のぞみがそう言うと、琢磨はのぞみから目を背けた。

コートとジャケットを脱いでソファに投げる。
いつもすぐハンガーにかけるのに、今日は気にもしていない。
苛立ちながら、乱暴にネクタイを緩める。

でも何も言わない。

「ほら、怒ってる」
のぞみは言った。

「何に怒ってるか、言ってもらわなきゃわかんないよ」

琢磨はネクタイをもぎ取るように脱いで、ダイニングテーブルに投げ捨てた。
髪をかきあげ、怒りをなんとか収めようと深く呼吸する。

「別に怒ってないよ」
絞り出すような声。

「なんなのよ! 逃げるなんて、男らしくないよ!」
「じゃあ、言うけどっ」

琢磨の怒声が、リビングに響いた。
はっとのぞみが口をつぐむ。

「大崎はお前ねらってんだよ。
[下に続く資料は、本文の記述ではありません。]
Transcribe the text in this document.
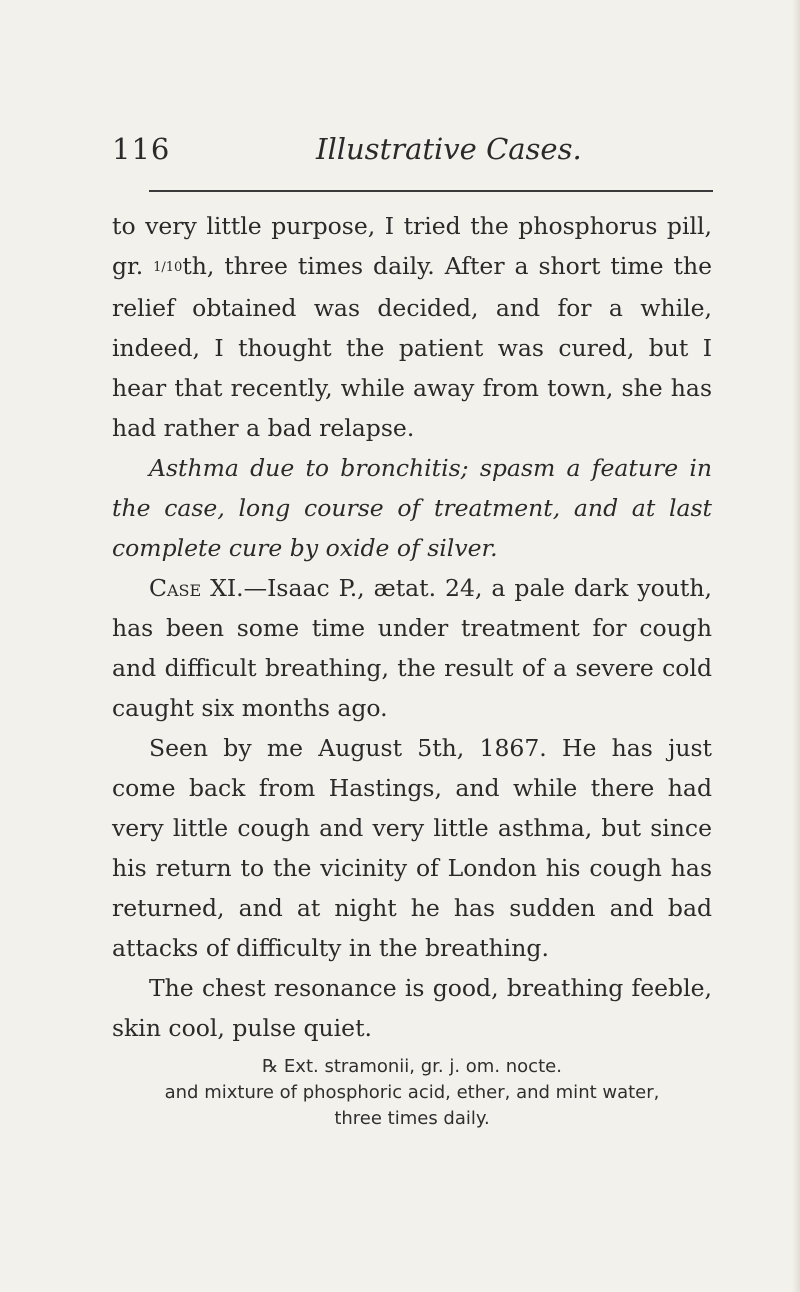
116	Illustrative Cases.

to very little purpose, I tried the phosphorus pill, gr. 1/10th, three times daily. After a short time the relief obtained was decided, and for a while, indeed, I thought the patient was cured, but I hear that recently, while away from town, she has had rather a bad relapse.

Asthma due to bronchitis; spasm a feature in the case, long course of treatment, and at last complete cure by oxide of silver.

Case XI.—Isaac P., ætat. 24, a pale dark youth, has been some time under treatment for cough and difficult breathing, the result of a severe cold caught six months ago.

Seen by me August 5th, 1867. He has just come back from Hastings, and while there had very little cough and very little asthma, but since his return to the vicinity of London his cough has returned, and at night he has sudden and bad attacks of difficulty in the breathing.

The chest resonance is good, breathing feeble, skin cool, pulse quiet.

℞ Ext. stramonii, gr. j. om. nocte.
and mixture of phosphoric acid, ether, and mint water,
three times daily.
あわよくばヤろうと思ってんの! なんでそれに気がつかねーんだよ」

のぞみは「はあ?」と声をあげた。

「何わけわかんないこと、言ってんの! 大崎、友達じゃんっ。友達なら普通に電話するし、飲みにだって行くよ!」
「お前は、友達と寝んのか?!」

琢磨が怒鳴った。

のぞみは黙る。

知ってる。
琢磨はあのこと、知ってるんだ。

「あれは……」
自分で思ったよりもずっと小さな声がでた。
体が細かく震える。

琢磨は疲れたような顔をみせた。
怒鳴っているけど、腹を立てているけど、瞳には諦めと不安とが入り混じる。